Ngram-based text prediction

Yudhanjaya Wijeratne
6/8/2020

Introduction

Text prediction is an extraordinarily useful thing. It exists in smartphones, accessibility applications, search engines and many more cases where helping the user input data improves quality of service.

This project demoes a simple implementation of text predication which uses Twitter data and news as the source of its patterns. It's build in a corpus of text from Swiftkey - news, blogs and twitter.

After cleaning the text, we obtained unigram, bigram and trigram tables, and devised an algorithm that searches based on the complexity of the input query - if one word, it looks among bigram pairs; if larger, it looks through trigrams to suggest what single word might most likely come next.

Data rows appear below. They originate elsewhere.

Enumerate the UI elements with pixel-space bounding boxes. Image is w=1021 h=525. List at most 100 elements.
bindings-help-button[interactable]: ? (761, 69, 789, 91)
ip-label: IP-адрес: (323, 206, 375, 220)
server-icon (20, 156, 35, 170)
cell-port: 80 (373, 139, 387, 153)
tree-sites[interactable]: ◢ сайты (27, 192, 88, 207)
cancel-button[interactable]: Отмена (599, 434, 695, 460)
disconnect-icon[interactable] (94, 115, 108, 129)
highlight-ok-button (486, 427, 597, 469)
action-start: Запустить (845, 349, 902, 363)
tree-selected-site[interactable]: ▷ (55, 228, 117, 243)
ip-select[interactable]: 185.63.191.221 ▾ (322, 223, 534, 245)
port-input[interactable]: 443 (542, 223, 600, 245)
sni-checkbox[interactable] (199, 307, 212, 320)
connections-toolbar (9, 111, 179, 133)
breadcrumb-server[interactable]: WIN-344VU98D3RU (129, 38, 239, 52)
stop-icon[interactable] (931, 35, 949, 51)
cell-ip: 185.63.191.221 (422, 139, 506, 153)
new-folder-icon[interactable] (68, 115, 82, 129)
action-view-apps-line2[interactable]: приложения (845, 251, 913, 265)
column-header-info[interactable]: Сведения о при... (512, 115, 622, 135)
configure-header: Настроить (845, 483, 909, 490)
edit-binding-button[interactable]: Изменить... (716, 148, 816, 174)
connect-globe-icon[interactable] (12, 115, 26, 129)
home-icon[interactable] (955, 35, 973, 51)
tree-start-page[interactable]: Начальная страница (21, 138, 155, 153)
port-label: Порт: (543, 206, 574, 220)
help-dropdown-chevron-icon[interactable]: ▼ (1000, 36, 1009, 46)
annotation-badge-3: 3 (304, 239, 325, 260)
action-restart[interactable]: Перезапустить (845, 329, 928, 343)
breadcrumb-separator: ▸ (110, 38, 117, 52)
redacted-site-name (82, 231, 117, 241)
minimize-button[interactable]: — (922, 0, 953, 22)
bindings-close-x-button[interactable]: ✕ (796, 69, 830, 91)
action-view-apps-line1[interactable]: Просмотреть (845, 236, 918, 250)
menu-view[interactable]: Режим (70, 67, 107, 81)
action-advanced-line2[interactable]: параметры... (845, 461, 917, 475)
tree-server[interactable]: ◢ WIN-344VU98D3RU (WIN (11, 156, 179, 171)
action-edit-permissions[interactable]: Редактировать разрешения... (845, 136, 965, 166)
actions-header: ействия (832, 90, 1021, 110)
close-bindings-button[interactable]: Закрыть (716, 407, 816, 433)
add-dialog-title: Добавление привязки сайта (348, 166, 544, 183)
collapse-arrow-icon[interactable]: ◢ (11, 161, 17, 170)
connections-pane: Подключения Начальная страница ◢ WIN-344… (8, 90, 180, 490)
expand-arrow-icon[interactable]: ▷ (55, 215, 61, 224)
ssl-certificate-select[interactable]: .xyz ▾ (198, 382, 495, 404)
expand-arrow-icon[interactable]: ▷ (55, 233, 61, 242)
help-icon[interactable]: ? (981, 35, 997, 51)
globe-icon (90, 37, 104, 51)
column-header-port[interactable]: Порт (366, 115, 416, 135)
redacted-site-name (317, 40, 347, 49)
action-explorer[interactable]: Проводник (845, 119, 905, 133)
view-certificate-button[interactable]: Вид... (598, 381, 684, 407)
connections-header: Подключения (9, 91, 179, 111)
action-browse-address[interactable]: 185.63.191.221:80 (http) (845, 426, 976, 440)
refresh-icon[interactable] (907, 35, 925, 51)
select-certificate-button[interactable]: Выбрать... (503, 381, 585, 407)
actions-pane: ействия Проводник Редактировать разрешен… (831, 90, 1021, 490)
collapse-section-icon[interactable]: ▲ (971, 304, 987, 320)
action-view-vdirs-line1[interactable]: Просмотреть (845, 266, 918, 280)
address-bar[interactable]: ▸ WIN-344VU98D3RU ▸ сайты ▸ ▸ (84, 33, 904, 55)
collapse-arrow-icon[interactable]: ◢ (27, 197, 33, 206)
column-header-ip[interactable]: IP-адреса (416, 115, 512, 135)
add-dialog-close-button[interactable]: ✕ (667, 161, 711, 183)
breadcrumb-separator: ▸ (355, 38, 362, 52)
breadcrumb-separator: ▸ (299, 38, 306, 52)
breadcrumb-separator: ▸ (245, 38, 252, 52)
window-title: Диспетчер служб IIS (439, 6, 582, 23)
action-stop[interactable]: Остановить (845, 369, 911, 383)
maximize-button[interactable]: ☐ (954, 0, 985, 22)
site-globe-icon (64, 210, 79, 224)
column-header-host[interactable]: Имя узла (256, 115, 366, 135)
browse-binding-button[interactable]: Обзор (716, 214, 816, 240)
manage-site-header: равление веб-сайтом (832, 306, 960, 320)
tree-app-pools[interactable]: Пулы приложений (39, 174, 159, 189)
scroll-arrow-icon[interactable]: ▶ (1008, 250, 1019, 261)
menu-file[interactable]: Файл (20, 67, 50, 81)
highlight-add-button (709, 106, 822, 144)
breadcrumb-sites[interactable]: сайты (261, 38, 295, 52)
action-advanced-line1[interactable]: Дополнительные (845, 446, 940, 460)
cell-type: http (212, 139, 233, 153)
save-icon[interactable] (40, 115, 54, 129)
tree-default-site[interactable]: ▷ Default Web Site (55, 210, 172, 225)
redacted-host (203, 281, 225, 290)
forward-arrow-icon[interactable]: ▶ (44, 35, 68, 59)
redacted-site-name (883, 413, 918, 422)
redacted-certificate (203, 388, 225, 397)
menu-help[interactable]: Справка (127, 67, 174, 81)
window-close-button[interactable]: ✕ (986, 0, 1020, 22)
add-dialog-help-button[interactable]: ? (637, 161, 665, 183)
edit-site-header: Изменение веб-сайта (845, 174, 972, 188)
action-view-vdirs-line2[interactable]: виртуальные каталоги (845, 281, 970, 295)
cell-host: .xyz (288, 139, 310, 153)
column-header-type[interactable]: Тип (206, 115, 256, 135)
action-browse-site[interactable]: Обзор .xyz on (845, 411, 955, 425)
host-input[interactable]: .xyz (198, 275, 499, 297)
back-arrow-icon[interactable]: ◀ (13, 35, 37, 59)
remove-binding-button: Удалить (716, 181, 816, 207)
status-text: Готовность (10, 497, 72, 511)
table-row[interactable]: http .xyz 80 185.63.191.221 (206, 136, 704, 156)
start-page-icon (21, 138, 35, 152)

The demo in action, working in your browser

Goals

The purpose was to create an application that would be:

  • easy for anyone to use, with an intuitive interface
  • light on the resources, so that it can be used in mobile phone applications
  • true to the language that people actually use and encounter in their daily lives

Usage

Using the app is simple: head on over to https://yudhanjaya.shinyapps.io/Simplewordprediction/

Enter a word or a set of words in the space

Click the button

And viola! The program predicts your next word based on common language seen across the Internet. Obviously, this is just a demo - this can be made vastly more sophisticated, faster, and even more easy to use.